07 生態がどうにもはかり知れない
再々々補習は、気もそぞろだった。
八月末にまた学校に来るように、と泣きそうに優しい目をした先生がそう言ったけど、返事もそこそこにアタシはあわてて家に走って戻る。
部屋に入ると……窓が開いていた。
「たいへん!」逃げたかも。「み、みどろちゃん!! どこ?!」
カーテンの影、窓枠の上にうずくまるように丸くなっているのを見つけた時には、安堵の吐息が出た。
「よかったー」
逃げようとはしていない。むしろ、気持ちよさげに日の光を浴びている。
眼は全て閉ざし、窓枠にもたれたあたり、あごのシワみたいに幾重にもたるんでいる。
何か、やっぱり、可愛いかもしれない。と、その姿をみて思ってしまったのね。
まあ、日光では死なないんだコイツ、とも思ったのも確かだけど。
それでもとっさに名前を呼んでしまったしね。
「さ、こっちに戻って……」
手を伸ばした時、みどろちゃんの身体が
ぴょるっっっっっっ
と伸びた。まるで鞭のようにしなる触手か何かのように、細くなった身体が思いがけない長さに天を突く。
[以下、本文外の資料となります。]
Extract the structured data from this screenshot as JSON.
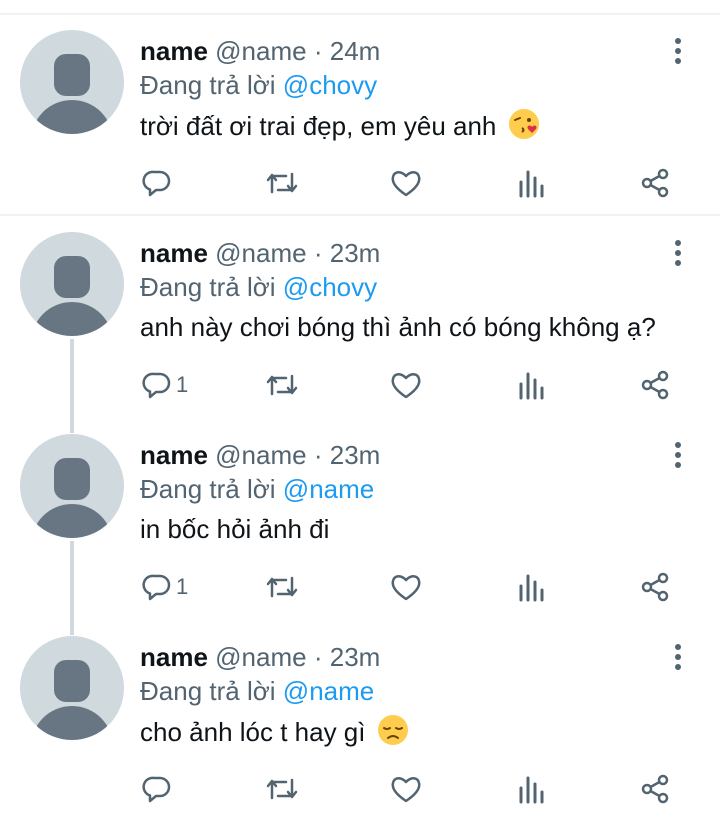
{
  "colors": {
    "accent": "#1d9bf0",
    "muted": "#536471",
    "text": "#0f1419",
    "avatar_bg": "#cfd9de",
    "avatar_fg": "#687684",
    "thread_line": "#cfd9de"
  },
  "reply_prefix": "Đang trả lời",
  "tweets": [
    {
      "name": "name",
      "handle": "@name",
      "separator": "·",
      "time": "24m",
      "reply_to": "@chovy",
      "text": "trời đất ơi trai đẹp, em yêu anh",
      "emoji": "face-blowing-kiss",
      "reply_count": ""
    },
    {
      "name": "name",
      "handle": "@name",
      "separator": "·",
      "time": "23m",
      "reply_to": "@chovy",
      "text": "anh này chơi bóng thì ảnh có bóng không ạ?",
      "emoji": "",
      "reply_count": "1"
    },
    {
      "name": "name",
      "handle": "@name",
      "separator": "·",
      "time": "23m",
      "reply_to": "@name",
      "text": "in bốc hỏi ảnh đi",
      "emoji": "",
      "reply_count": "1"
    },
    {
      "name": "name",
      "handle": "@name",
      "separator": "·",
      "time": "23m",
      "reply_to": "@name",
      "text": "cho ảnh lóc t hay gì",
      "emoji": "disappointed-face",
      "reply_count": ""
    }
  ]
}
ちょうど軒先から飛び立とうとしたスズメが、伸び切ったみどろちゃんの影に入った。
と思ったら、次の瞬間に消えていた。
「え」ひと声出した時には、みどろちゃんの姿は元の球体に戻っていた。
ぴろりん、と茶色い羽毛がひとひら、アタシの目の前に舞い落ちた。
「みどろさん……」つい棒読みな敬語になるアタシ。
「やめましょうか、ちょとそーゆーの、みどろさーん」
みどろちゃんはぐびぐびぐびと満足げに喉を鳴らし続けているだけだった。